AI Safety

My unsupervised elicitation challenge

Despite massive training data, the $20B AI model makes errors a human beginner can spot in minutes.

Deep Dive

AI alignment researcher Daniel Filan has exposed a surprising weakness in Anthropic's flagship Claude Opus 4.6 model through a practical test. While using the $20B model to study Ancient Greek, Filan discovered it consistently makes errors on elementary grammar exercises from a beginner's textbook. The task involves simple fill-in-the-blank questions about Greek letters, vowels, and grammatical gender—material a human can master in about a week. Despite Claude's training on vast text corpora that presumably include Greek materials, the model produces incorrect answers that Filan, as a novice, can immediately identify as wrong.

Filan has turned this discovery into a public "unsupervised elicitation challenge" on the LessWrong forum. The goal is to craft prompts that get Claude Opus 4.6 to produce correct answers without the prompter knowing Ancient Greek themselves. This tests whether users can extract latent knowledge the AI possesses but doesn't reliably surface. Early attempts—like adding cautionary notes or attaching textbook PDFs—have failed. The challenge highlights a core problem in AI alignment: how to ensure models truthfully express what they know, especially when users lack domain expertise to verify outputs.

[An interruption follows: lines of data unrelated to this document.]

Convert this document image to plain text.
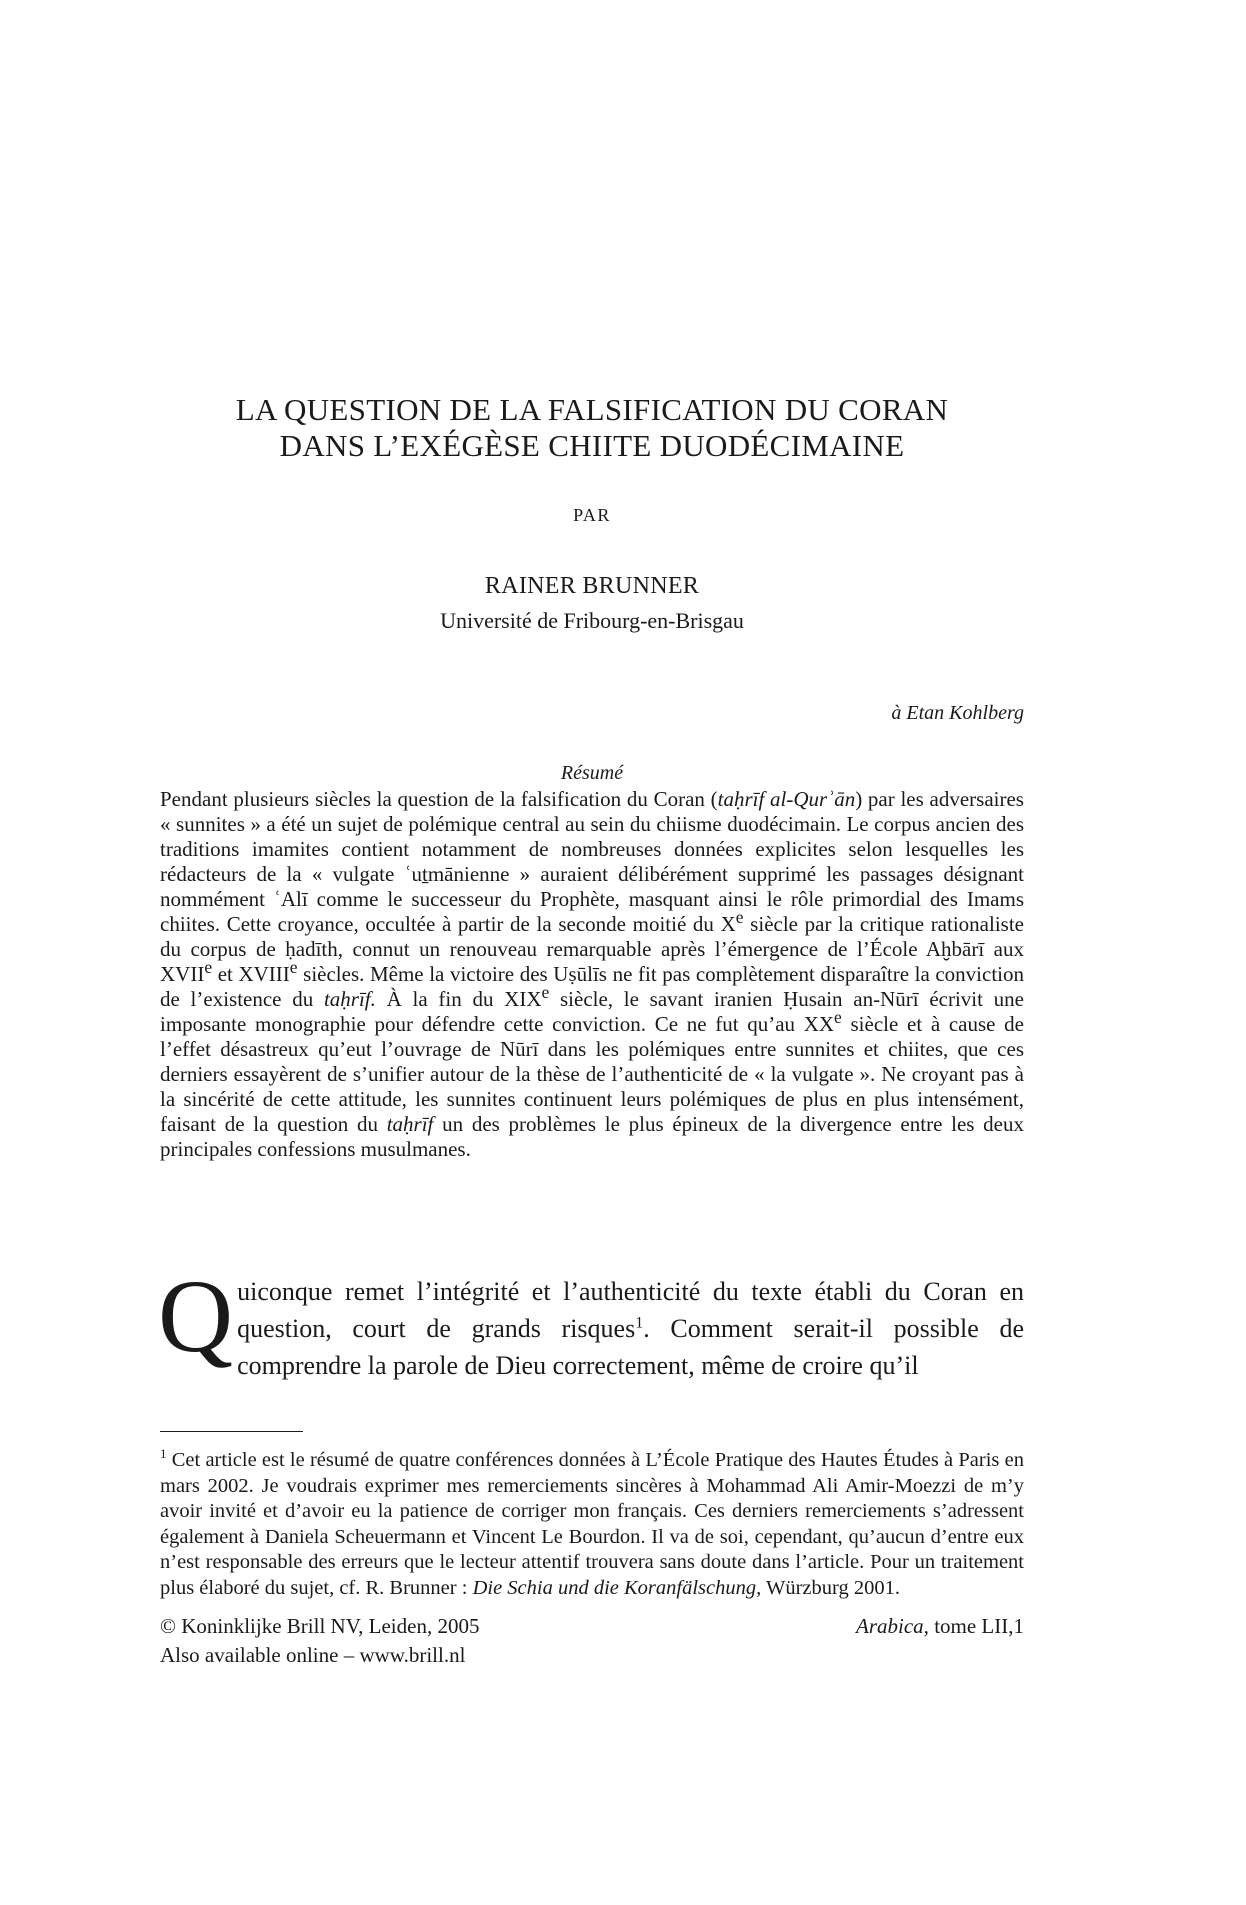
LA QUESTION DE LA FALSIFICATION DU CORAN
DANS L’EXÉGÈSE CHIITE DUODÉCIMAINE
PAR
RAINER BRUNNER
Université de Fribourg-en-Brisgau
à Etan Kohlberg
Résumé

Pendant plusieurs siècles la question de la falsification du Coran (taḥrīf al-Qurʾān) par les adversaires « sunnites » a été un sujet de polémique central au sein du chiisme duodécimain. Le corpus ancien des traditions imamites contient notamment de nombreuses données explicites selon lesquelles les rédacteurs de la « vulgate ʿuṯmānienne » auraient délibérément supprimé les passages désignant nommément ʿAlī comme le successeur du Prophète, masquant ainsi le rôle primordial des Imams chiites. Cette croyance, occultée à partir de la seconde moitié du Xe siècle par la critique rationaliste du corpus de ḥadīth, connut un renouveau remarquable après l’émergence de l’École Aḫbārī aux XVIIe et XVIIIe siècles. Même la victoire des Uṣūlīs ne fit pas complètement disparaître la conviction de l’existence du taḥrīf. À la fin du XIXe siècle, le savant iranien Ḥusain an-Nūrī écrivit une imposante monographie pour défendre cette conviction. Ce ne fut qu’au XXe siècle et à cause de l’effet désastreux qu’eut l’ouvrage de Nūrī dans les polémiques entre sunnites et chiites, que ces derniers essayèrent de s’unifier autour de la thèse de l’authenticité de « la vulgate ». Ne croyant pas à la sincérité de cette attitude, les sunnites continuent leurs polémiques de plus en plus intensément, faisant de la question du taḥrīf un des problèmes le plus épineux de la divergence entre les deux principales confessions musulmanes.

Quiconque remet l’intégrité et l’authenticité du texte établi du Coran en question, court de grands risques$^1$. Comment serait-il possible de comprendre la parole de Dieu correctement, même de croire qu’il

$^1$ Cet article est le résumé de quatre conférences données à L’École Pratique des Hautes Études à Paris en mars 2002. Je voudrais exprimer mes remerciements sincères à Mohammad Ali Amir-Moezzi de m’y avoir invité et d’avoir eu la patience de corriger mon français. Ces derniers remerciements s’adressent également à Daniela Scheuermann et Vincent Le Bourdon. Il va de soi, cependant, qu’aucun d’entre eux n’est responsable des erreurs que le lecteur attentif trouvera sans doute dans l’article. Pour un traitement plus élaboré du sujet, cf. R. Brunner : Die Schia und die Koranfälschung, Würzburg 2001.

© Koninklijke Brill NV, Leiden, 2005
Also available online – www.brill.nl
Arabica, tome LII,1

The experiment reveals that even state-of-the-art models like Claude Opus 4.6 can struggle with straightforward tasks despite their capabilities. Filan notes the particular irony that the model can correct its mistakes when given specific hints about the errors, but only if the user already knows what's wrong. This creates a catch-22 for practical applications where users rely on AI for expertise they don't possess. The challenge has drawn attention from the AI safety community as a concrete example of the "eliciting latent knowledge" problem that researchers have theorized about for years.

Key Points
  • Claude Opus 4.6 failed basic Ancient Greek exercises that a human beginner could complete after one week of study
  • The $20B model makes consistent grammatical errors despite presumably being trained on Greek texts and textbooks
  • Researcher launched public challenge to craft prompts that elicit correct answers without knowing Greek—testing AI alignment fundamentals

Why It Matters

Reveals fundamental gaps in getting AI to reliably express what it knows, crucial for medical, legal, and technical applications where users lack expertise.